Guest Post by Willis Eschenbach
Following up on his brilliant earlier work “The Black Swan”, Taleb has written a paper called Error, Dimensionality, and Predictability (draft version). I could not even begin to do justice to this tour-de-force, so let me just quote the abstract and encourage you to read the paper.
Abstract—Common intuitions are that adding thin-tailed variables with finite variance has a linear, sublinear, or asymptotically linear effect on the total combination, from the additivity of the variance, leading to convergence of averages. However it does not take into account the most minute model error or imprecision in the measurement of probability. We show how adding random variables from any distribution makes the total error (from initial measurement of probability) diverge; it grows in a convex manner. There is a point in which adding a single variable doubles the total error. We show the effect in probability (via copulas) and payoff space (via sums of r.v.).
Higher dimensional systems – if unconstrained – become eventually totally unpredictable in the presence of the slightest error in measurement regardless of the probability distribution of the individual components.
The results presented are distribution free and hold for any continuous probability distribution with support in R.
Finally we offer a framework to gauge the tradeoff between added dimension and error (or which reduction in the error at the level of the probability is necessary for added dimension).
Dang … talk about alarmism, that’s scary stuff. Here’s one quote:
In fact errors are so convex that the contribution of a single additional variable could increase the total error more than the previous one. The nth variable brings more errors than the combined previous n-1 variables!
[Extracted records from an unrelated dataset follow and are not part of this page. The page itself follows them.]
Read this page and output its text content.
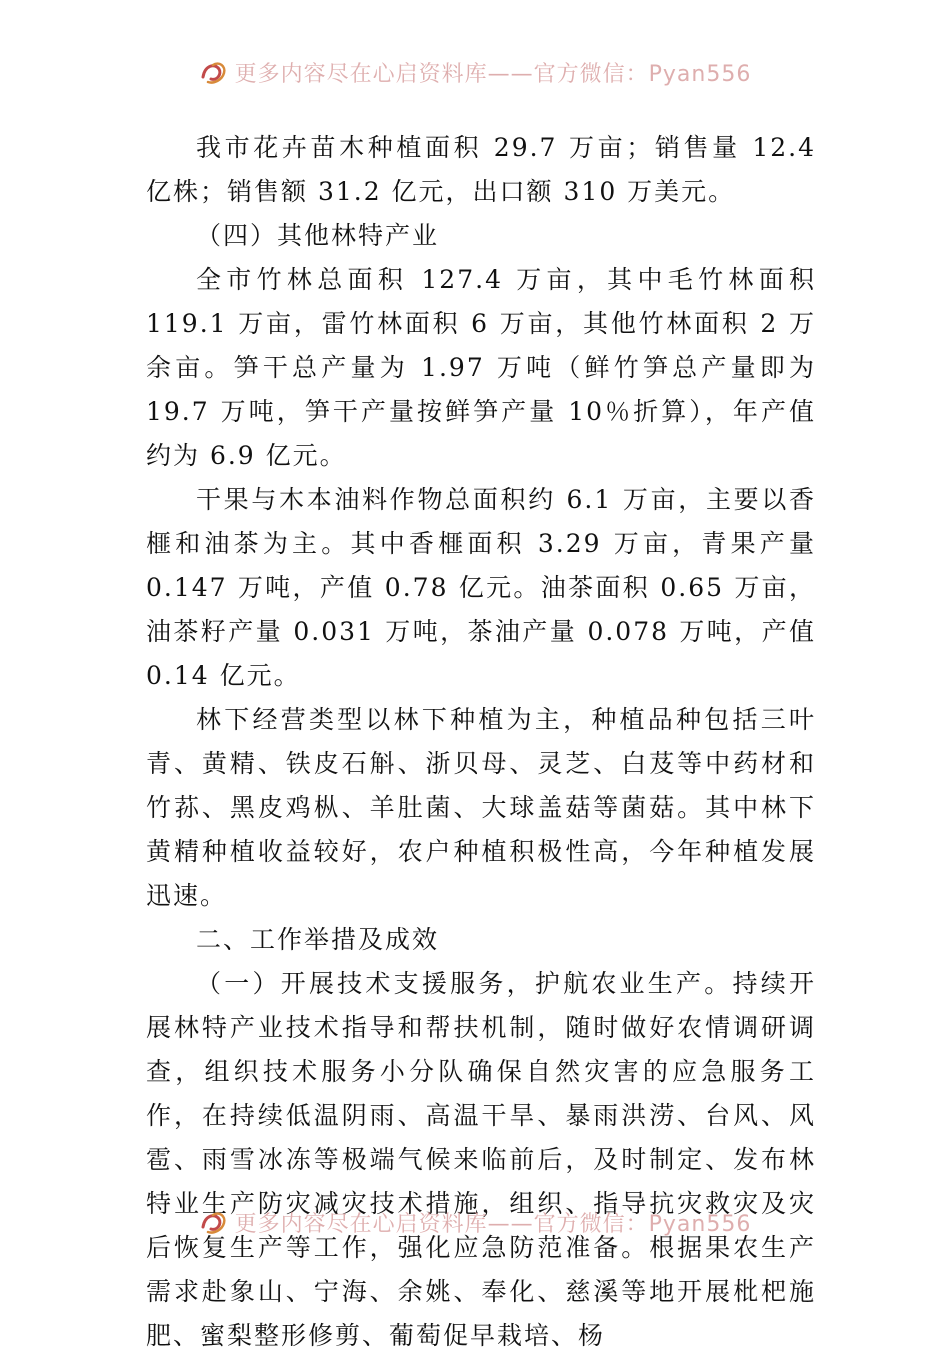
更多内容尽在心启资料库——官方微信：Pyan556

我市花卉苗木种植面积 29.7 万亩；销售量 12.4 亿株；销售额 31.2 亿元，出口额 310 万美元。

（四）其他林特产业

全市竹林总面积 127.4 万亩，其中毛竹林面积 119.1 万亩，雷竹林面积 6 万亩，其他竹林面积 2 万余亩。笋干总产量为 1.97 万吨（鲜竹笋总产量即为 19.7 万吨，笋干产量按鲜笋产量 10％折算），年产值约为 6.9 亿元。

干果与木本油料作物总面积约 6.1 万亩，主要以香榧和油茶为主。其中香榧面积 3.29 万亩，青果产量 0.147 万吨，产值 0.78 亿元。油茶面积 0.65 万亩，油茶籽产量 0.031 万吨，茶油产量 0.078 万吨，产值 0.14 亿元。

林下经营类型以林下种植为主，种植品种包括三叶青、黄精、铁皮石斛、浙贝母、灵芝、白芨等中药材和竹荪、黑皮鸡枞、羊肚菌、大球盖菇等菌菇。其中林下黄精种植收益较好，农户种植积极性高，今年种植发展迅速。

二、工作举措及成效

（一）开展技术支援服务，护航农业生产。持续开展林特产业技术指导和帮扶机制，随时做好农情调研调查，组织技术服务小分队确保自然灾害的应急服务工作，在持续低温阴雨、高温干旱、暴雨洪涝、台风、风雹、雨雪冰冻等极端气候来临前后，及时制定、发布林特业生产防灾减灾技术措施，组织、指导抗灾救灾及灾后恢复生产等工作，强化应急防范准备。根据果农生产需求赴象山、宁海、余姚、奉化、慈溪等地开展枇杷施肥、蜜梨整形修剪、葡萄促早栽培、杨

更多内容尽在心启资料库——官方微信：Pyan556
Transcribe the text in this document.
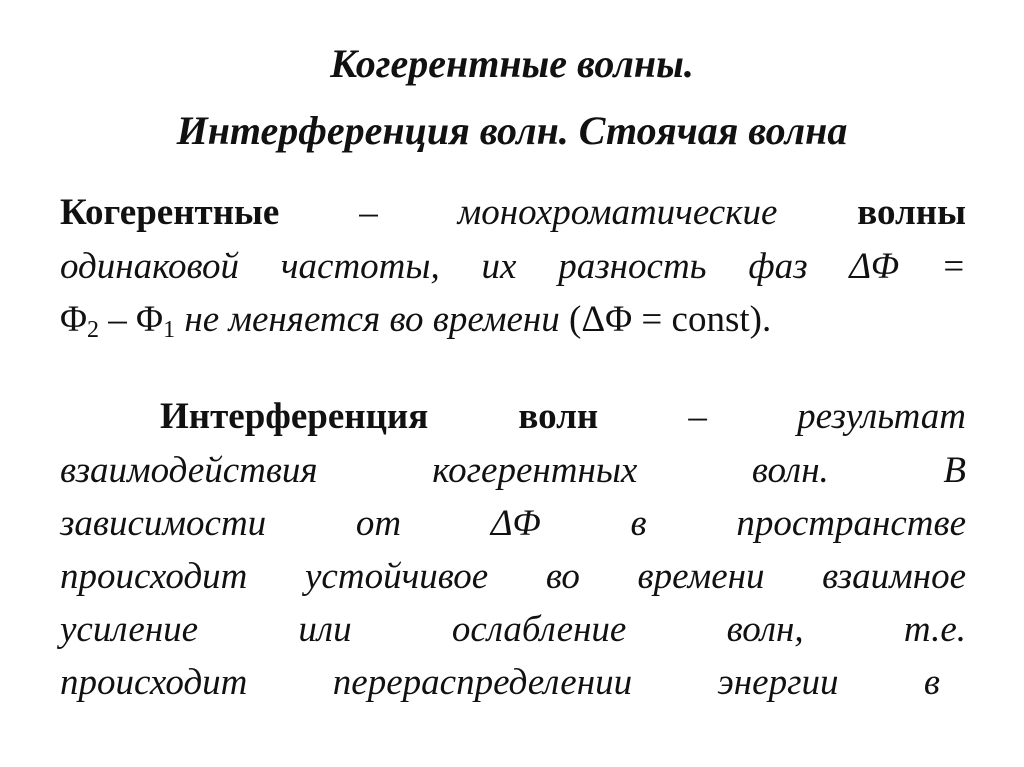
Когерентные волны.
Интерференция волн. Стоячая волна
Когерентные – монохроматические волны
одинаковой частоты, их разность фаз ΔΦ =
$\Phi_2 - \Phi_1$ не меняется во времени (ΔΦ = const).
Интерференция волн – результат
взаимодействия когерентных волн. В
зависимости от ΔΦ в пространстве
происходит устойчивое во времени взаимное
усиление или ослабление волн, т.е.
происходит перераспределении энергии в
The point has some importance for “prediction” in complex domains, such as ecology or in any higher dimensional problem (economics). But it also thwarts predictability in domains deemed “classical” and not complex, under enlargement of the space of variables.
Read the paper. Even without an understanding of the math involved, the conclusions are disturbing, and I trust Taleb on the math … not that I have much option.
H/T to Dr. Judith Curry for highlighting the paper on her excellent blog.
w.
As Usual: Let me request that if you disagree with someone, please quote the exact words you are referring to. That way we can all understand the exact nature of your objections.
Abstract—Common intuitions are that adding thin-tailed variables with finite variance has a linear, sublinear, or asymptotically linear effect on the total combination, from the additivity of the variance, leading to convergence of averages. However it does not take into account the most minute model error or imprecision in the measurement of probability. We show how adding random variables from any distribution makes the total error (from initial measurement of probability) diverge; it grows in a convex manner. There is a point in which adding a single variable doubles the total error. We show the effect in probability (via copulas) and payoff space (via sums of r.v.).
The real issue here is, computers have made it ridiculously easy to take any parameter at all and run it to infinity. Very few systems run to infinity in nature but computers do this easily, it is natural for them to do this and indeed, I remember the University of Chicago’s Univac system which my father used to make celestial calculations and which was used for nuclear bomb data, too, for example.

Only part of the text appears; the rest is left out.